New Approximation Algorithms for Touring Regions

We analyze the touring regions problem: find a ($1+\epsilon$)-approximate Euclidean shortest path in $d$-dimensional space that starts at a given starting point, ends at a given ending point, and visits given regions $R_1, R_2, R_3, \dots, R_n$ in that order. Our main result is an $\mathcal O \left(\frac{n}{\sqrt{\epsilon}}\log{\frac{1}{\epsilon}} + \frac{1}{\epsilon} \right)$-time algorithm for touring disjoint disks. We also give an $\mathcal O\left (\min\left(\frac{n}{\epsilon}, \frac{n^2}{\sqrt \epsilon}\right) \right)$-time algorithm for touring disjoint two-dimensional convex fat bodies.
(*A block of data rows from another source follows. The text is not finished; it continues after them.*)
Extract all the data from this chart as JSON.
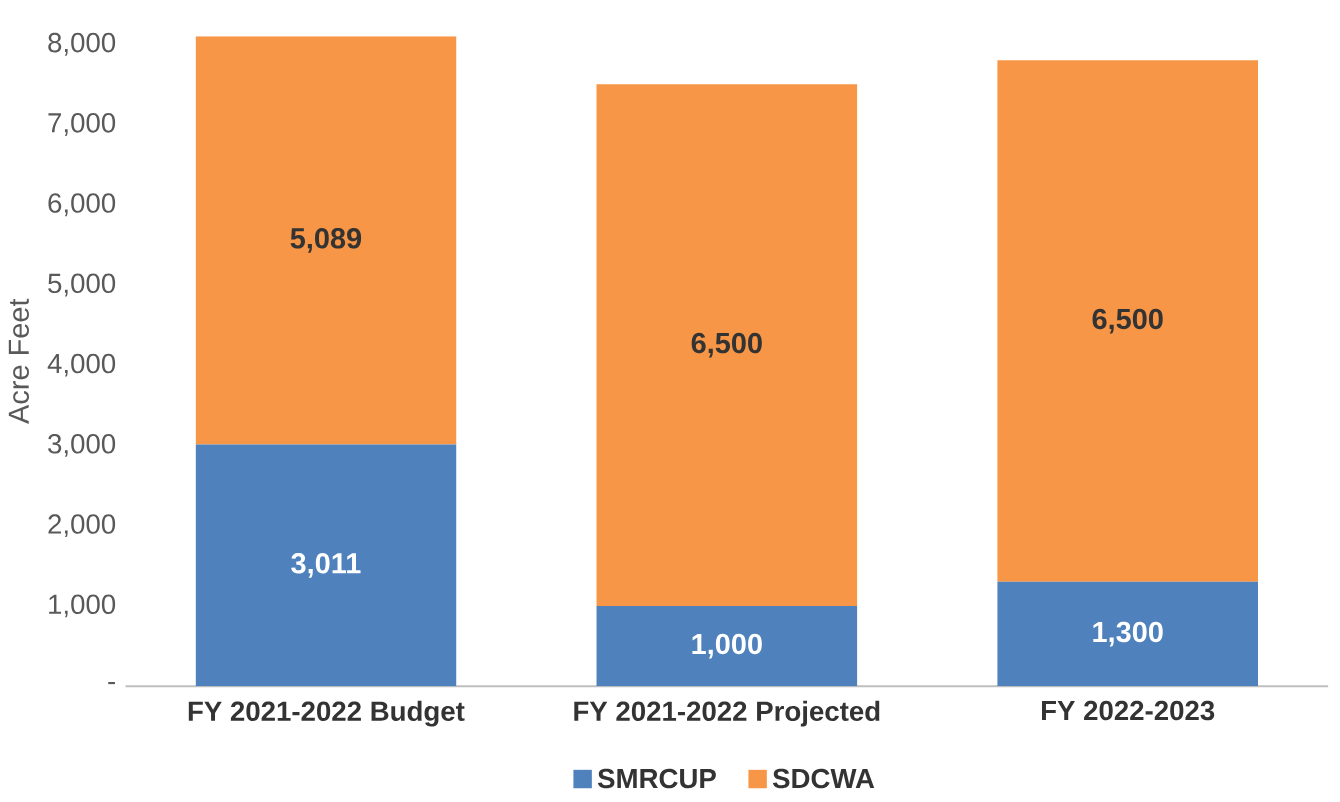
{
  "chart_data": {
    "type": "bar",
    "stacked": true,
    "ylabel": "Acre Feet",
    "categories": [
      "FY 2021-2022 Budget",
      "FY 2021-2022 Projected",
      "FY 2022-2023"
    ],
    "series": [
      {
        "name": "SMRCUP",
        "color": "#4f81bd",
        "values": [
          3011,
          1000,
          1300
        ],
        "value_labels": [
          "3,011",
          "1,000",
          "1,300"
        ]
      },
      {
        "name": "SDCWA",
        "color": "#f79646",
        "values": [
          5089,
          6500,
          6500
        ],
        "value_labels": [
          "5,089",
          "6,500",
          "6,500"
        ]
      }
    ],
    "ylim": [
      0,
      8100
    ],
    "yticks": [
      {
        "value": 0,
        "label": "-"
      },
      {
        "value": 1000,
        "label": "1,000"
      },
      {
        "value": 2000,
        "label": "2,000"
      },
      {
        "value": 3000,
        "label": "3,000"
      },
      {
        "value": 4000,
        "label": "4,000"
      },
      {
        "value": 5000,
        "label": "5,000"
      },
      {
        "value": 6000,
        "label": "6,000"
      },
      {
        "value": 7000,
        "label": "7,000"
      },
      {
        "value": 8000,
        "label": "8,000"
      }
    ],
    "grid": false,
    "legend": "bottom"
  }
}
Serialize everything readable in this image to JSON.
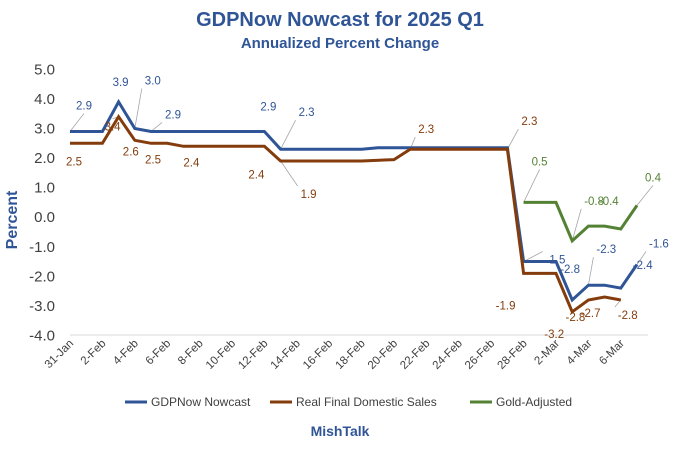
{
  "chart_data": {
    "type": "line",
    "title": "GDPNow Nowcast for 2025 Q1",
    "subtitle": "Annualized Percent Change",
    "ylabel": "Percent",
    "footer": "MishTalk",
    "ylim": [
      -4.0,
      5.0
    ],
    "yticks": [
      "5.0",
      "4.0",
      "3.0",
      "2.0",
      "1.0",
      "0.0",
      "-1.0",
      "-2.0",
      "-3.0",
      "-4.0"
    ],
    "x_tick_labels": [
      "31-Jan",
      "2-Feb",
      "4-Feb",
      "6-Feb",
      "8-Feb",
      "10-Feb",
      "12-Feb",
      "14-Feb",
      "16-Feb",
      "18-Feb",
      "20-Feb",
      "22-Feb",
      "24-Feb",
      "26-Feb",
      "28-Feb",
      "2-Mar",
      "4-Mar",
      "6-Mar"
    ],
    "legend_position": "bottom",
    "grid": false,
    "series": [
      {
        "name": "GDPNow Nowcast",
        "color": "#2f5597",
        "points": [
          [
            "31-Jan",
            2.9
          ],
          [
            "2-Feb",
            2.9
          ],
          [
            "3-Feb",
            3.9
          ],
          [
            "4-Feb",
            3.0
          ],
          [
            "5-Feb",
            2.9
          ],
          [
            "12-Feb",
            2.9
          ],
          [
            "13-Feb",
            2.3
          ],
          [
            "18-Feb",
            2.3
          ],
          [
            "19-Feb",
            2.35
          ],
          [
            "20-Feb",
            2.35
          ],
          [
            "21-Feb",
            2.35
          ],
          [
            "27-Feb",
            2.35
          ],
          [
            "28-Feb",
            -1.5
          ],
          [
            "1-Mar",
            -1.5
          ],
          [
            "2-Mar",
            -1.5
          ],
          [
            "3-Mar",
            -2.8
          ],
          [
            "4-Mar",
            -2.3
          ],
          [
            "5-Mar",
            -2.3
          ],
          [
            "6-Mar",
            -2.4
          ],
          [
            "7-Mar",
            -1.6
          ]
        ],
        "labels": [
          {
            "x": "31-Jan",
            "text": "2.9"
          },
          {
            "x": "3-Feb",
            "text": "3.9"
          },
          {
            "x": "4-Feb",
            "text": "3.0"
          },
          {
            "x": "5-Feb",
            "text": "2.9"
          },
          {
            "x": "12-Feb",
            "text": "2.9"
          },
          {
            "x": "13-Feb",
            "text": "2.3"
          },
          {
            "x": "28-Feb",
            "text": "-1.5"
          },
          {
            "x": "3-Mar",
            "text": "-2.8"
          },
          {
            "x": "4-Mar",
            "text": "-2.3"
          },
          {
            "x": "6-Mar",
            "text": "-2.4"
          },
          {
            "x": "7-Mar",
            "text": "-1.6"
          }
        ]
      },
      {
        "name": "Real Final Domestic Sales",
        "color": "#843c0c",
        "points": [
          [
            "31-Jan",
            2.5
          ],
          [
            "2-Feb",
            2.5
          ],
          [
            "3-Feb",
            3.4
          ],
          [
            "4-Feb",
            2.6
          ],
          [
            "5-Feb",
            2.5
          ],
          [
            "6-Feb",
            2.5
          ],
          [
            "7-Feb",
            2.4
          ],
          [
            "12-Feb",
            2.4
          ],
          [
            "13-Feb",
            1.9
          ],
          [
            "18-Feb",
            1.9
          ],
          [
            "20-Feb",
            1.95
          ],
          [
            "21-Feb",
            2.3
          ],
          [
            "27-Feb",
            2.3
          ],
          [
            "28-Feb",
            -1.9
          ],
          [
            "2-Mar",
            -1.9
          ],
          [
            "3-Mar",
            -3.2
          ],
          [
            "4-Mar",
            -2.8
          ],
          [
            "5-Mar",
            -2.7
          ],
          [
            "6-Mar",
            -2.8
          ]
        ],
        "labels": [
          {
            "x": "31-Jan",
            "text": "2.5"
          },
          {
            "x": "3-Feb",
            "text": "3.4"
          },
          {
            "x": "4-Feb",
            "text": "2.6"
          },
          {
            "x": "5-Feb",
            "text": "2.5"
          },
          {
            "x": "7-Feb",
            "text": "2.4"
          },
          {
            "x": "12-Feb",
            "text": "2.4"
          },
          {
            "x": "13-Feb",
            "text": "1.9"
          },
          {
            "x": "21-Feb",
            "text": "2.3"
          },
          {
            "x": "27-Feb",
            "text": "2.3"
          },
          {
            "x": "28-Feb",
            "text": "-1.9"
          },
          {
            "x": "3-Mar",
            "text": "-3.2"
          },
          {
            "x": "4-Mar",
            "text": "-2.8"
          },
          {
            "x": "5-Mar",
            "text": "-2.7"
          },
          {
            "x": "6-Mar",
            "text": "-2.8"
          }
        ]
      },
      {
        "name": "Gold-Adjusted",
        "color": "#548235",
        "points": [
          [
            "28-Feb",
            0.5
          ],
          [
            "2-Mar",
            0.5
          ],
          [
            "3-Mar",
            -0.8
          ],
          [
            "4-Mar",
            -0.3
          ],
          [
            "5-Mar",
            -0.3
          ],
          [
            "6-Mar",
            -0.4
          ],
          [
            "7-Mar",
            0.4
          ]
        ],
        "labels": [
          {
            "x": "28-Feb",
            "text": "0.5"
          },
          {
            "x": "3-Mar",
            "text": "-0.8"
          },
          {
            "x": "6-Mar",
            "text": "-0.4"
          },
          {
            "x": "7-Mar",
            "text": "0.4"
          }
        ]
      }
    ]
  }
}
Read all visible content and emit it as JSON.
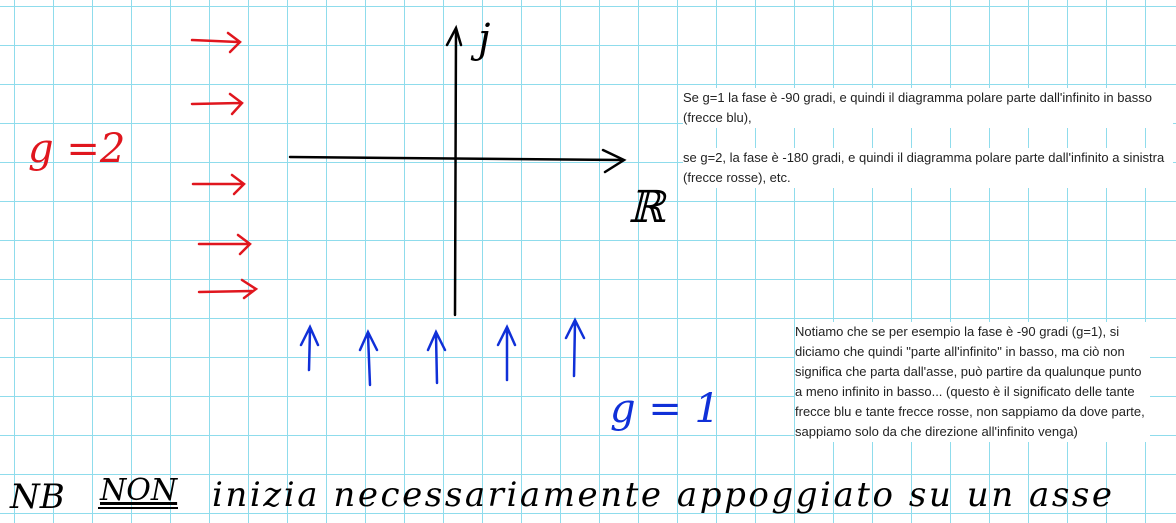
{
  "axes": {
    "imaginary_label": "j",
    "real_label": "ℝ"
  },
  "handwriting": {
    "red_label": "g =2",
    "blue_label": "g = 1",
    "footnote_nb": "NB",
    "footnote_non": "NON",
    "footnote_rest": "inizia necessariamente appoggiato su un asse"
  },
  "notes": [
    "Se g=1 la fase è -90 gradi, e quindi il diagramma polare parte dall'infinito in basso (frecce blu),",
    "se g=2, la fase è -180 gradi, e quindi il diagramma polare parte dall'infinito a sinistra (frecce rosse), etc.",
    "Notiamo che se per esempio la fase è -90 gradi (g=1), si diciamo che quindi \"parte all'infinito\" in basso, ma ciò non significa che parta dall'asse, può partire da qualunque punto a meno infinito in basso... (questo è il significato delle tante frecce blu e tante frecce rosse, non sappiamo da dove parte, sappiamo solo da che direzione all'infinito venga)"
  ]
}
Both of these results naturally generalize to larger dimensions; we obtain $\mathcal O\left(\frac{n}{\epsilon^{d-1}}\log^2\frac{1}{\epsilon}+\frac{1}{\epsilon^{2d-2}}\right)$ and $\mathcal O\left(\frac{n}{\epsilon^{2d-2}}\right)$-time algorithms for touring disjoint $d$-dimensional balls and convex fat bodies, respectively.